There was an elegant scoff from the silver-lit gloom behind her. It showed just how little he thought of that, and the ache inside her only heightened.
I am a traitor. Talasyn furtively, furiously scrubbed the welling tears from her eyes, before they could spill down her face and over the lips that still twinged with the memory of how Alaric’s had felt against them. Hanging is too good for me.
The too-bright sun of a Nenavarene morning pounded against his face, and Alaric woke up the same way he’d fallen asleep—bewildered, furious, and regretful.
Last night, he had allowed himself to get caught up in the moment, to fall under the sway of the false sense of closeness brought about by being alone with Talasyn amidst these isolated ruins. He had been lured into complacency by her lovely face, her sharp wit, her fire. By that searing kiss, and the scent of mangoes and promise jasmines. He hadn’t been thinking with his brain, as his father would have said. And thus he had lowered his guard, confessing harrowing truths to her that he had never told anyone else.

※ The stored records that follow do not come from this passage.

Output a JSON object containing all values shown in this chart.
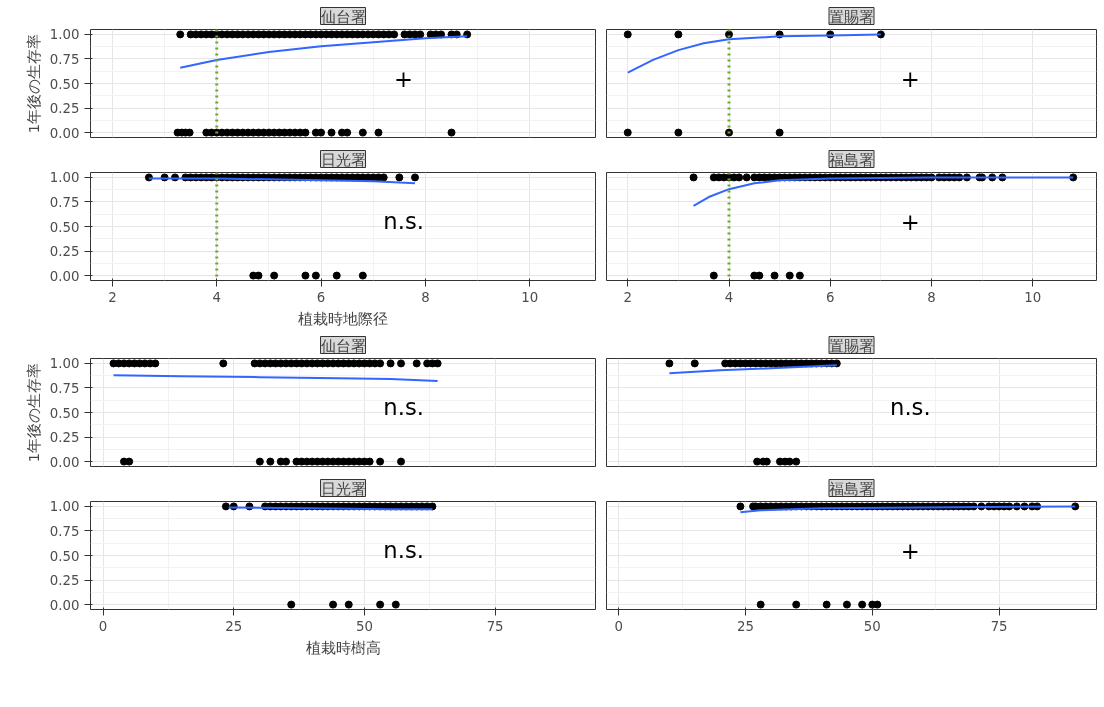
{
  "chart_data": [
    {
      "type": "scatter",
      "title": "仙台署",
      "ylabel": "1年後の生存率",
      "xlim": [
        1.58,
        11.26
      ],
      "ylim": [
        -0.05,
        1.05
      ],
      "xticks": [
        2,
        4,
        6,
        8,
        10
      ],
      "yticks": [
        {
          "value": 0,
          "label": "0.00"
        },
        {
          "value": 0.25,
          "label": "0.25"
        },
        {
          "value": 0.5,
          "label": "0.50"
        },
        {
          "value": 0.75,
          "label": "0.75"
        },
        {
          "value": 1,
          "label": "1.00"
        }
      ],
      "tick_labels": "y",
      "grid": true,
      "marker": "circle",
      "annotations": [
        "+"
      ],
      "ref_lines": [
        {
          "axis": "x",
          "value": 4,
          "color": "#6aaa2a",
          "line_style": "dotted"
        }
      ],
      "series": [
        {
          "color": "#000000",
          "x": [
            3.3,
            3.5,
            3.6,
            3.7,
            3.8,
            3.9,
            4.0,
            4.1,
            4.2,
            4.3,
            4.4,
            4.5,
            4.6,
            4.7,
            4.8,
            4.9,
            5.0,
            5.1,
            5.2,
            5.3,
            5.4,
            5.5,
            5.6,
            5.7,
            5.8,
            5.9,
            6.0,
            6.1,
            6.2,
            6.3,
            6.4,
            6.5,
            6.6,
            6.7,
            6.8,
            6.9,
            7.0,
            7.1,
            7.2,
            7.3,
            7.4,
            7.6,
            7.7,
            7.8,
            7.9,
            8.1,
            8.2,
            8.3,
            8.5,
            8.6,
            8.8,
            3.25,
            3.33,
            3.4,
            3.48,
            3.8,
            3.9,
            4.0,
            4.1,
            4.2,
            4.3,
            4.4,
            4.5,
            4.6,
            4.7,
            4.8,
            4.9,
            5.0,
            5.1,
            5.2,
            5.3,
            5.4,
            5.5,
            5.6,
            5.7,
            5.9,
            6.0,
            6.2,
            6.4,
            6.5,
            6.8,
            7.1,
            8.5
          ],
          "values": [
            1,
            1,
            1,
            1,
            1,
            1,
            1,
            1,
            1,
            1,
            1,
            1,
            1,
            1,
            1,
            1,
            1,
            1,
            1,
            1,
            1,
            1,
            1,
            1,
            1,
            1,
            1,
            1,
            1,
            1,
            1,
            1,
            1,
            1,
            1,
            1,
            1,
            1,
            1,
            1,
            1,
            1,
            1,
            1,
            1,
            1,
            1,
            1,
            1,
            1,
            1,
            0,
            0,
            0,
            0,
            0,
            0,
            0,
            0,
            0,
            0,
            0,
            0,
            0,
            0,
            0,
            0,
            0,
            0,
            0,
            0,
            0,
            0,
            0,
            0,
            0,
            0,
            0,
            0,
            0,
            0,
            0,
            0
          ]
        },
        {
          "type": "line",
          "marker": "none",
          "color": "#3366ff",
          "x": [
            3.3,
            4,
            5,
            6,
            7,
            8,
            8.8
          ],
          "values": [
            0.66,
            0.74,
            0.82,
            0.88,
            0.92,
            0.96,
            0.98
          ]
        }
      ]
    },
    {
      "type": "scatter",
      "title": "置賜署",
      "xlim": [
        1.58,
        11.26
      ],
      "ylim": [
        -0.05,
        1.05
      ],
      "xticks": [
        2,
        4,
        6,
        8,
        10
      ],
      "yticks": [
        0,
        0.25,
        0.5,
        0.75,
        1
      ],
      "tick_labels": false,
      "grid": true,
      "marker": "circle",
      "annotations": [
        "+"
      ],
      "ref_lines": [
        {
          "axis": "x",
          "value": 4,
          "color": "#6aaa2a",
          "line_style": "dotted"
        }
      ],
      "series": [
        {
          "color": "#000000",
          "x": [
            2,
            3,
            4,
            5,
            6,
            7,
            2,
            3,
            4,
            5
          ],
          "values": [
            1,
            1,
            1,
            1,
            1,
            1,
            0,
            0,
            0,
            0
          ]
        },
        {
          "type": "line",
          "marker": "none",
          "color": "#3366ff",
          "x": [
            2,
            2.5,
            3,
            3.5,
            4,
            5,
            6,
            7
          ],
          "values": [
            0.61,
            0.74,
            0.84,
            0.91,
            0.95,
            0.98,
            0.99,
            1.0
          ]
        }
      ]
    },
    {
      "type": "scatter",
      "title": "日光署",
      "xlabel": "植栽時地際径",
      "xlim": [
        1.58,
        11.26
      ],
      "ylim": [
        -0.05,
        1.05
      ],
      "xticks": [
        2,
        4,
        6,
        8,
        10
      ],
      "yticks": [
        {
          "value": 0,
          "label": "0.00"
        },
        {
          "value": 0.25,
          "label": "0.25"
        },
        {
          "value": 0.5,
          "label": "0.50"
        },
        {
          "value": 0.75,
          "label": "0.75"
        },
        {
          "value": 1,
          "label": "1.00"
        }
      ],
      "grid": true,
      "marker": "circle",
      "annotations": [
        "n.s."
      ],
      "ref_lines": [
        {
          "axis": "x",
          "value": 4,
          "color": "#6aaa2a",
          "line_style": "dotted"
        }
      ],
      "series": [
        {
          "color": "#000000",
          "x": [
            2.7,
            3.0,
            3.2,
            3.4,
            3.5,
            3.6,
            3.7,
            3.8,
            3.9,
            4.0,
            4.1,
            4.2,
            4.3,
            4.4,
            4.5,
            4.6,
            4.7,
            4.8,
            4.9,
            5.0,
            5.1,
            5.2,
            5.3,
            5.4,
            5.5,
            5.6,
            5.7,
            5.8,
            5.9,
            6.0,
            6.1,
            6.2,
            6.3,
            6.4,
            6.5,
            6.6,
            6.7,
            6.8,
            6.9,
            7.0,
            7.1,
            7.2,
            7.5,
            7.8,
            4.7,
            4.8,
            5.1,
            5.7,
            5.9,
            6.3,
            6.8
          ],
          "values": [
            1,
            1,
            1,
            1,
            1,
            1,
            1,
            1,
            1,
            1,
            1,
            1,
            1,
            1,
            1,
            1,
            1,
            1,
            1,
            1,
            1,
            1,
            1,
            1,
            1,
            1,
            1,
            1,
            1,
            1,
            1,
            1,
            1,
            1,
            1,
            1,
            1,
            1,
            1,
            1,
            1,
            1,
            1,
            1,
            0,
            0,
            0,
            0,
            0,
            0,
            0
          ]
        },
        {
          "type": "line",
          "marker": "none",
          "color": "#3366ff",
          "x": [
            2.7,
            4,
            5,
            6,
            7,
            7.8
          ],
          "values": [
            0.99,
            0.99,
            0.98,
            0.97,
            0.96,
            0.94
          ]
        }
      ]
    },
    {
      "type": "scatter",
      "title": "福島署",
      "xlim": [
        1.58,
        11.26
      ],
      "ylim": [
        -0.05,
        1.05
      ],
      "xticks": [
        2,
        4,
        6,
        8,
        10
      ],
      "yticks": [
        0,
        0.25,
        0.5,
        0.75,
        1
      ],
      "tick_labels": "x",
      "grid": true,
      "marker": "circle",
      "annotations": [
        "+"
      ],
      "ref_lines": [
        {
          "axis": "x",
          "value": 4,
          "color": "#6aaa2a",
          "line_style": "dotted"
        }
      ],
      "series": [
        {
          "color": "#000000",
          "x": [
            3.3,
            3.7,
            3.8,
            3.9,
            4.0,
            4.1,
            4.2,
            4.35,
            4.5,
            4.6,
            4.7,
            4.8,
            4.9,
            5.0,
            5.1,
            5.2,
            5.3,
            5.4,
            5.5,
            5.6,
            5.7,
            5.8,
            5.9,
            6.0,
            6.1,
            6.2,
            6.3,
            6.4,
            6.5,
            6.6,
            6.7,
            6.8,
            6.9,
            7.0,
            7.1,
            7.2,
            7.3,
            7.4,
            7.5,
            7.6,
            7.7,
            7.8,
            7.9,
            8.0,
            8.15,
            8.25,
            8.35,
            8.45,
            8.55,
            8.7,
            8.95,
            9.0,
            9.2,
            9.4,
            10.8,
            3.7,
            4.5,
            4.6,
            4.9,
            5.2,
            5.4
          ],
          "values": [
            1,
            1,
            1,
            1,
            1,
            1,
            1,
            1,
            1,
            1,
            1,
            1,
            1,
            1,
            1,
            1,
            1,
            1,
            1,
            1,
            1,
            1,
            1,
            1,
            1,
            1,
            1,
            1,
            1,
            1,
            1,
            1,
            1,
            1,
            1,
            1,
            1,
            1,
            1,
            1,
            1,
            1,
            1,
            1,
            1,
            1,
            1,
            1,
            1,
            1,
            1,
            1,
            1,
            1,
            1,
            0,
            0,
            0,
            0,
            0,
            0
          ]
        },
        {
          "type": "line",
          "marker": "none",
          "color": "#3366ff",
          "x": [
            3.3,
            3.6,
            4,
            4.5,
            5,
            6,
            8,
            10.8
          ],
          "values": [
            0.71,
            0.8,
            0.88,
            0.94,
            0.97,
            0.99,
            1.0,
            1.0
          ]
        }
      ]
    },
    {
      "type": "scatter",
      "title": "仙台署",
      "ylabel": "1年後の生存率",
      "xlim": [
        -2.4,
        94.2
      ],
      "ylim": [
        -0.05,
        1.05
      ],
      "xticks": [
        0,
        25,
        50,
        75
      ],
      "yticks": [
        {
          "value": 0,
          "label": "0.00"
        },
        {
          "value": 0.25,
          "label": "0.25"
        },
        {
          "value": 0.5,
          "label": "0.50"
        },
        {
          "value": 0.75,
          "label": "0.75"
        },
        {
          "value": 1,
          "label": "1.00"
        }
      ],
      "tick_labels": "y",
      "grid": true,
      "marker": "circle",
      "annotations": [
        "n.s."
      ],
      "series": [
        {
          "color": "#000000",
          "x": [
            2,
            3,
            4,
            5,
            6,
            7,
            8,
            9,
            10,
            23,
            29,
            30,
            31,
            32,
            33,
            34,
            35,
            36,
            37,
            38,
            39,
            40,
            41,
            42,
            43,
            44,
            45,
            46,
            47,
            48,
            49,
            50,
            51,
            52,
            53,
            55,
            57,
            60,
            62,
            63,
            64,
            4,
            5,
            30,
            32,
            34,
            35,
            37,
            38,
            39,
            40,
            41,
            42,
            43,
            44,
            45,
            46,
            47,
            48,
            49,
            50,
            51,
            53,
            57
          ],
          "values": [
            1,
            1,
            1,
            1,
            1,
            1,
            1,
            1,
            1,
            1,
            1,
            1,
            1,
            1,
            1,
            1,
            1,
            1,
            1,
            1,
            1,
            1,
            1,
            1,
            1,
            1,
            1,
            1,
            1,
            1,
            1,
            1,
            1,
            1,
            1,
            1,
            1,
            1,
            1,
            1,
            1,
            0,
            0,
            0,
            0,
            0,
            0,
            0,
            0,
            0,
            0,
            0,
            0,
            0,
            0,
            0,
            0,
            0,
            0,
            0,
            0,
            0,
            0,
            0
          ]
        },
        {
          "type": "line",
          "marker": "none",
          "color": "#3366ff",
          "x": [
            2,
            15,
            30,
            45,
            55,
            64
          ],
          "values": [
            0.88,
            0.87,
            0.86,
            0.85,
            0.84,
            0.82
          ]
        }
      ]
    },
    {
      "type": "scatter",
      "title": "置賜署",
      "xlim": [
        -2.4,
        94.2
      ],
      "ylim": [
        -0.05,
        1.05
      ],
      "xticks": [
        0,
        25,
        50,
        75
      ],
      "yticks": [
        0,
        0.25,
        0.5,
        0.75,
        1
      ],
      "tick_labels": false,
      "grid": true,
      "marker": "circle",
      "annotations": [
        "n.s."
      ],
      "series": [
        {
          "color": "#000000",
          "x": [
            10,
            15,
            21,
            22,
            23,
            24,
            25,
            26,
            27,
            28,
            29,
            30,
            31,
            32,
            33,
            34,
            35,
            36,
            37,
            38,
            39,
            40,
            41,
            42,
            43,
            27.3,
            28.5,
            29.2,
            31.8,
            32.8,
            33.7,
            35
          ],
          "values": [
            1,
            1,
            1,
            1,
            1,
            1,
            1,
            1,
            1,
            1,
            1,
            1,
            1,
            1,
            1,
            1,
            1,
            1,
            1,
            1,
            1,
            1,
            1,
            1,
            1,
            0,
            0,
            0,
            0,
            0,
            0,
            0
          ]
        },
        {
          "type": "line",
          "marker": "none",
          "color": "#3366ff",
          "x": [
            10,
            20,
            30,
            43
          ],
          "values": [
            0.9,
            0.93,
            0.95,
            0.98
          ]
        }
      ]
    },
    {
      "type": "scatter",
      "title": "日光署",
      "xlabel": "植栽時樹高",
      "xlim": [
        -2.4,
        94.2
      ],
      "ylim": [
        -0.05,
        1.05
      ],
      "xticks": [
        0,
        25,
        50,
        75
      ],
      "yticks": [
        {
          "value": 0,
          "label": "0.00"
        },
        {
          "value": 0.25,
          "label": "0.25"
        },
        {
          "value": 0.5,
          "label": "0.50"
        },
        {
          "value": 0.75,
          "label": "0.75"
        },
        {
          "value": 1,
          "label": "1.00"
        }
      ],
      "grid": true,
      "marker": "circle",
      "annotations": [
        "n.s."
      ],
      "series": [
        {
          "color": "#000000",
          "x": [
            23.5,
            25,
            28,
            31,
            32,
            33,
            34,
            35,
            36,
            37,
            38,
            39,
            40,
            41,
            42,
            43,
            44,
            45,
            46,
            47,
            48,
            49,
            50,
            51,
            52,
            53,
            54,
            55,
            56,
            57,
            58,
            59,
            60,
            61,
            62,
            63,
            36,
            44,
            47,
            53,
            56
          ],
          "values": [
            1,
            1,
            1,
            1,
            1,
            1,
            1,
            1,
            1,
            1,
            1,
            1,
            1,
            1,
            1,
            1,
            1,
            1,
            1,
            1,
            1,
            1,
            1,
            1,
            1,
            1,
            1,
            1,
            1,
            1,
            1,
            1,
            1,
            1,
            1,
            1,
            0,
            0,
            0,
            0,
            0
          ]
        },
        {
          "type": "line",
          "marker": "none",
          "color": "#3366ff",
          "x": [
            24,
            40,
            55,
            63
          ],
          "values": [
            0.99,
            0.98,
            0.97,
            0.97
          ]
        }
      ]
    },
    {
      "type": "scatter",
      "title": "福島署",
      "xlim": [
        -2.4,
        94.2
      ],
      "ylim": [
        -0.05,
        1.05
      ],
      "xticks": [
        0,
        25,
        50,
        75
      ],
      "yticks": [
        0,
        0.25,
        0.5,
        0.75,
        1
      ],
      "tick_labels": "x",
      "grid": true,
      "marker": "circle",
      "annotations": [
        "+"
      ],
      "series": [
        {
          "color": "#000000",
          "x": [
            24,
            26.5,
            27,
            28,
            29,
            30,
            31,
            32,
            33,
            34,
            35,
            36,
            37,
            38,
            39,
            40,
            41,
            42,
            43,
            44,
            45,
            46,
            47,
            48,
            49,
            50,
            51,
            52,
            53,
            54,
            55,
            56,
            57,
            58,
            59,
            60,
            61,
            62,
            63,
            64,
            65,
            66,
            67,
            68,
            69,
            70,
            71.5,
            73,
            74,
            75,
            76,
            77,
            78.5,
            80,
            81.5,
            82.5,
            90,
            28,
            35,
            41,
            45,
            48,
            50,
            51
          ],
          "values": [
            1,
            1,
            1,
            1,
            1,
            1,
            1,
            1,
            1,
            1,
            1,
            1,
            1,
            1,
            1,
            1,
            1,
            1,
            1,
            1,
            1,
            1,
            1,
            1,
            1,
            1,
            1,
            1,
            1,
            1,
            1,
            1,
            1,
            1,
            1,
            1,
            1,
            1,
            1,
            1,
            1,
            1,
            1,
            1,
            1,
            1,
            1,
            1,
            1,
            1,
            1,
            1,
            1,
            1,
            1,
            1,
            1,
            0,
            0,
            0,
            0,
            0,
            0,
            0
          ]
        },
        {
          "type": "line",
          "marker": "none",
          "color": "#3366ff",
          "x": [
            24,
            28,
            40,
            60,
            90
          ],
          "values": [
            0.94,
            0.96,
            0.98,
            0.99,
            1.0
          ]
        }
      ]
    }
  ]
}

What had it all been for? What had been the point, if she couldn’t forget the past? If she saved it all up to confront him with it when he was at his most vulnerable?
Alaric was distantly aware that this line of thinking was nothing short of reprehensible in light of what Talasyn had gone through. He even understood, on some level, that he was hiding behind this smallness so that he wouldn’t have to confront the crushing guilt that she had brought out in him by giving the Hurricane Wars a human name. But he went ahead and thought these things anyway, because rulers of victorious nations did not grovel for forgiveness after the fact—and from former enemies whose side had been equally ruthless during a ten-year conflict, to boot.
He feared, though, that he would end up doing just that, or something similarly foolish, although few things could beat confiding to her about his parents and expressing sentiments that he had never voiced to another living soul—after he had kissed her until he was senseless. Alaric was genuinely worried as to what other acts of idiocy he would commit if he stayed any longer on this mountain, alone with his betrothed and her accursed freckles. Although surely there was nothing more idiotic than being attracted to someone who would, as he’d told Sevraim, never be able to separate him from the Hurricane Wars.
Thus, it was with some relief that Alaric watched Talasyn stash away her bedroll, the kettle, and all the camping supplies after their painfully silent breakfast and realized that she was packing up for good.
“We’re leaving?”
She jerked her head in a brusque nod. “We got what we came for. I see no reason to spend another day here.”
He ignored the flickering bloom of an ache that dug through him, as sharp as talons. “As you wish.”